As Greece’s most illustrious composer, Mr. Theodorakis has written symphonies, operas, ballets, film scores, stage music, protest marches and songs without borders – a work of hundreds classic and popular pieces that have sprung from its pen in good times and bad, even within the confines of drafty prison cells, squalid concentration camps and years of exile in a remote mountain hamlet.
He also wrote wartime hymns of resistance and socialist symphonic poems on the plight of workers and oppressed peoples. His most famous work on political persecution was The Haunting “Mauthausen Trilogy, Named after a Nazi concentration camp from World War II used primarily to exterminate the intelligentsia from the conquered lands of Europe. It has been described as the most beautiful music ever written on the Holocaust.
The music of Mr. Theodorakis made him a wealthy Communist. Having paid his membership fee to society, he made no apologies for his privileged life as an MP, with residences in Paris, Athens and the Greek Peloponnese; for being celebrated at premieres of his work in New York, London and Berlin; or to count the cultural and political leaders of Europe, America and the Middle East as friends.
During World War II he joined a group of young communists who fought the fascist occupying forces in Greece. After the war, his name appeared on a police wartime resistance list, and he was arrested along with thousands of suspected Communists and sent for three years to Makronisos Island, the site of a camp for notorious prisoners. There, he contracted tuberculosis, and was tortured and mock executions while being buried alive.

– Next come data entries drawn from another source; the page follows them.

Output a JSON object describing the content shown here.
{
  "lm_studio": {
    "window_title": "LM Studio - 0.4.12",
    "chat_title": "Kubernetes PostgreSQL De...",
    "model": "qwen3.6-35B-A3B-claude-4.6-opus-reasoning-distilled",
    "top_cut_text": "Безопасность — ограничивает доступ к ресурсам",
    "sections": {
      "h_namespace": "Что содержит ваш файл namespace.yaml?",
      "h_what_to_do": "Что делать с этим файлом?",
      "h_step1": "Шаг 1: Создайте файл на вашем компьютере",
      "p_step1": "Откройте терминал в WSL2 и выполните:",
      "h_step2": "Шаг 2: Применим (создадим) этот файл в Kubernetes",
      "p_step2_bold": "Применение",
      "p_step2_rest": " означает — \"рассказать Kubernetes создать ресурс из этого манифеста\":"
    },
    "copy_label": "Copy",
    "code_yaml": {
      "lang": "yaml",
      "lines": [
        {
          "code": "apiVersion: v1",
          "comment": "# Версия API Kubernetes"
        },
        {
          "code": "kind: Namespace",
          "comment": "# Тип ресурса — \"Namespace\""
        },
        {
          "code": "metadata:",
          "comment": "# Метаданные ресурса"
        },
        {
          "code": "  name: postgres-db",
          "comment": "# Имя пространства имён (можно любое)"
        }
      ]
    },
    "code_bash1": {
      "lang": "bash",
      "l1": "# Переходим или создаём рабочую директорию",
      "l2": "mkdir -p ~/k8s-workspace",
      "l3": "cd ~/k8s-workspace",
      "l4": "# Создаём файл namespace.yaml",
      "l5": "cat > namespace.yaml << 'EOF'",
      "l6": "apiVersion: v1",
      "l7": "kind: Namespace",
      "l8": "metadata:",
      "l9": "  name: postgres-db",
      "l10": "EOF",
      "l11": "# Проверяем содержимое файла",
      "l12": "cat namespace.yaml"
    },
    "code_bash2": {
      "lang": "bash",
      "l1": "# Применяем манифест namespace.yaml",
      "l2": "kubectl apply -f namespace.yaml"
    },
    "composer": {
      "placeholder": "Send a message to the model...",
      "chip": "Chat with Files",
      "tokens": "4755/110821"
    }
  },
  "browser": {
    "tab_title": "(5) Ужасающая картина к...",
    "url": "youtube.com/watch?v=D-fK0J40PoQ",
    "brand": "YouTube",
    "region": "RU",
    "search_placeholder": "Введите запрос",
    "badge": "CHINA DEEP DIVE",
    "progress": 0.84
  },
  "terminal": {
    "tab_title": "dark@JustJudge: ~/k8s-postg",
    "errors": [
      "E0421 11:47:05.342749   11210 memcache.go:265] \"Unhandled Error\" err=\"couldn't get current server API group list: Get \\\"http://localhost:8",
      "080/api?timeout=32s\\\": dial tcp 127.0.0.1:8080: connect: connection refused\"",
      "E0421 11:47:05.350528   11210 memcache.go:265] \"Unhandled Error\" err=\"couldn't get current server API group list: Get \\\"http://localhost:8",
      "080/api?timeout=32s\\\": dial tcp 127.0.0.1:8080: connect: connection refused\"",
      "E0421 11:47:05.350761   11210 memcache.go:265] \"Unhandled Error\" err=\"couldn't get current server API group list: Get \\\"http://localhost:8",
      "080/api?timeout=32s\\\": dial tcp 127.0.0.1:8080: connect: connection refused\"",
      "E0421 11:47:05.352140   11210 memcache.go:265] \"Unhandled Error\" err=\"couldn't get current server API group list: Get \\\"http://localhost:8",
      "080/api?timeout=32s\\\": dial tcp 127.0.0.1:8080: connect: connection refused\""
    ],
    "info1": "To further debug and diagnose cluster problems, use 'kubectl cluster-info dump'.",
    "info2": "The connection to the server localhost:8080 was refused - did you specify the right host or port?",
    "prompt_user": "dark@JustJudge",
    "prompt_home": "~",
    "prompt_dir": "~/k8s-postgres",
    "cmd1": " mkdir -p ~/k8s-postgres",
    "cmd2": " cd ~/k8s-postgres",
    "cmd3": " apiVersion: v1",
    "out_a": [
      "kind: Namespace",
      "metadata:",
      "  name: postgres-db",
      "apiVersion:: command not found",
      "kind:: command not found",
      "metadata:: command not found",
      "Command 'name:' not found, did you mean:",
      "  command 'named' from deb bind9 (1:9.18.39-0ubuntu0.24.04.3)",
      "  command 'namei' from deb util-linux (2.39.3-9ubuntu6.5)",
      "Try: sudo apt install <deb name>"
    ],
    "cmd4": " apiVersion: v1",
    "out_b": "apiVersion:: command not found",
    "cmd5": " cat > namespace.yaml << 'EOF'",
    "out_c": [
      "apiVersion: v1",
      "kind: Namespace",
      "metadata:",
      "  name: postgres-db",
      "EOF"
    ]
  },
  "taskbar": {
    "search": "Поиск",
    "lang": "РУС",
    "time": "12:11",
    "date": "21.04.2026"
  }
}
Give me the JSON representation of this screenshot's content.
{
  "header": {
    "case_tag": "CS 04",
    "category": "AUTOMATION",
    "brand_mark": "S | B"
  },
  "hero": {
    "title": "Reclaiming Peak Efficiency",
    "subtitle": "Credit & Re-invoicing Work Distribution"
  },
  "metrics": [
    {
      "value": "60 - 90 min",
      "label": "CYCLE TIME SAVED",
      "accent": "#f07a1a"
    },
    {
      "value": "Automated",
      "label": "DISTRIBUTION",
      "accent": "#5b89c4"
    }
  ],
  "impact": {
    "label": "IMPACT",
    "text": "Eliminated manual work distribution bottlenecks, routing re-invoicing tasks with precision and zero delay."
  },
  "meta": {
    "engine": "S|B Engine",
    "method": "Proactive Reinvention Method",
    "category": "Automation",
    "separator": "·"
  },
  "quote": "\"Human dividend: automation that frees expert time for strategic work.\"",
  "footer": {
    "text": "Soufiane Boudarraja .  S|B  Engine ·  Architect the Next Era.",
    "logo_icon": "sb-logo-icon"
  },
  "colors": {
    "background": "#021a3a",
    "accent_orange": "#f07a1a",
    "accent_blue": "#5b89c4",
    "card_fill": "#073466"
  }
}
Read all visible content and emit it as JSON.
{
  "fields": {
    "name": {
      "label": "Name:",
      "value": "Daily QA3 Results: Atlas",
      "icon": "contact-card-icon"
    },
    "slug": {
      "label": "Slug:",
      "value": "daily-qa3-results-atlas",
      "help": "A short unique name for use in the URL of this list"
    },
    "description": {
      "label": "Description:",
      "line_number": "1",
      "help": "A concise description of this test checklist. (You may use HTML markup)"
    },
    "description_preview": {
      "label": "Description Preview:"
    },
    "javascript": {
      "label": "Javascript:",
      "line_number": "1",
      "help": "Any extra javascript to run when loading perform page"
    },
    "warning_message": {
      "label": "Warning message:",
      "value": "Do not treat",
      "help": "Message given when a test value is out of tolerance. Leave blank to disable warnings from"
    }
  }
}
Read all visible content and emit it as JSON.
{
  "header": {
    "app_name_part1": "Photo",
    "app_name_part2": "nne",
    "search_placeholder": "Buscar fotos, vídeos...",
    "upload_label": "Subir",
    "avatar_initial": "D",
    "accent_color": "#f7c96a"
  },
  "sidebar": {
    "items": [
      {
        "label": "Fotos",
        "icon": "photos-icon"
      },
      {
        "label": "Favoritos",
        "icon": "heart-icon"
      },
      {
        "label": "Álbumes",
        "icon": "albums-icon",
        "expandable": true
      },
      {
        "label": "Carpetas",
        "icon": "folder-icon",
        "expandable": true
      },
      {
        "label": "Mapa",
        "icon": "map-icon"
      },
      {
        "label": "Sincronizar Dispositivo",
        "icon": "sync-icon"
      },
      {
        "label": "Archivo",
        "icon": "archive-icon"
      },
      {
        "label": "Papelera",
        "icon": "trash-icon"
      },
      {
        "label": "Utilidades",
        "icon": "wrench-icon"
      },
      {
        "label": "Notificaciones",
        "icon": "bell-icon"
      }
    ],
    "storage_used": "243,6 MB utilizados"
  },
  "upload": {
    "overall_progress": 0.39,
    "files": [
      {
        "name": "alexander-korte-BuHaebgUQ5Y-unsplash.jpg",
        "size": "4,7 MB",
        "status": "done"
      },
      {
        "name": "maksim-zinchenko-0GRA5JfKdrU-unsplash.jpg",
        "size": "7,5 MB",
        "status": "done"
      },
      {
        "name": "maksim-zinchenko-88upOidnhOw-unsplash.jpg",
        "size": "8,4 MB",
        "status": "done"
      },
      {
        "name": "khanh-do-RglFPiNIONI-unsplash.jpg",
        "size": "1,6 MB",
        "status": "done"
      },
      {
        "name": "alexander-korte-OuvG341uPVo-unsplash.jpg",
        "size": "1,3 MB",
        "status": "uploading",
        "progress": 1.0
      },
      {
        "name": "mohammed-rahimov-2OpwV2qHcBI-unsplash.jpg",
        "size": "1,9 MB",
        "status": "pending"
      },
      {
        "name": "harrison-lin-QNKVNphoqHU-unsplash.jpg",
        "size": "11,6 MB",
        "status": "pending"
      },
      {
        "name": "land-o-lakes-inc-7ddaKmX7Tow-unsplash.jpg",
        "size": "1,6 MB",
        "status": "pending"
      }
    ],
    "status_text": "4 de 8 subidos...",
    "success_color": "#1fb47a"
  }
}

Mr. Theodorakis studied at the conservatories of music in Athens and Paris in the 1950s, writing symphonies, chamber music, ballets and an assortment of rhapsodies, marches and adagios. He set to music the verses of eminent Greek poets, many of whom were Communists. He also deepened his ties to communism: when Greece became a Cold War battleground, he blamed not Stalin but the CIA
He was deeply affected by the 1963 assassination of Grigoris Lambrakis, a prominent anti-war activist, who was overthrown by right-wing fanatics on a motorcycle during a peace rally in Thessaloniki. His assassination – a pivotal event in modern Greek history that was portrayed in barely fictitious form in the film Costa-Gavras as the work of the leaders of the next junta – sparked mass protests and a crisis. national policy.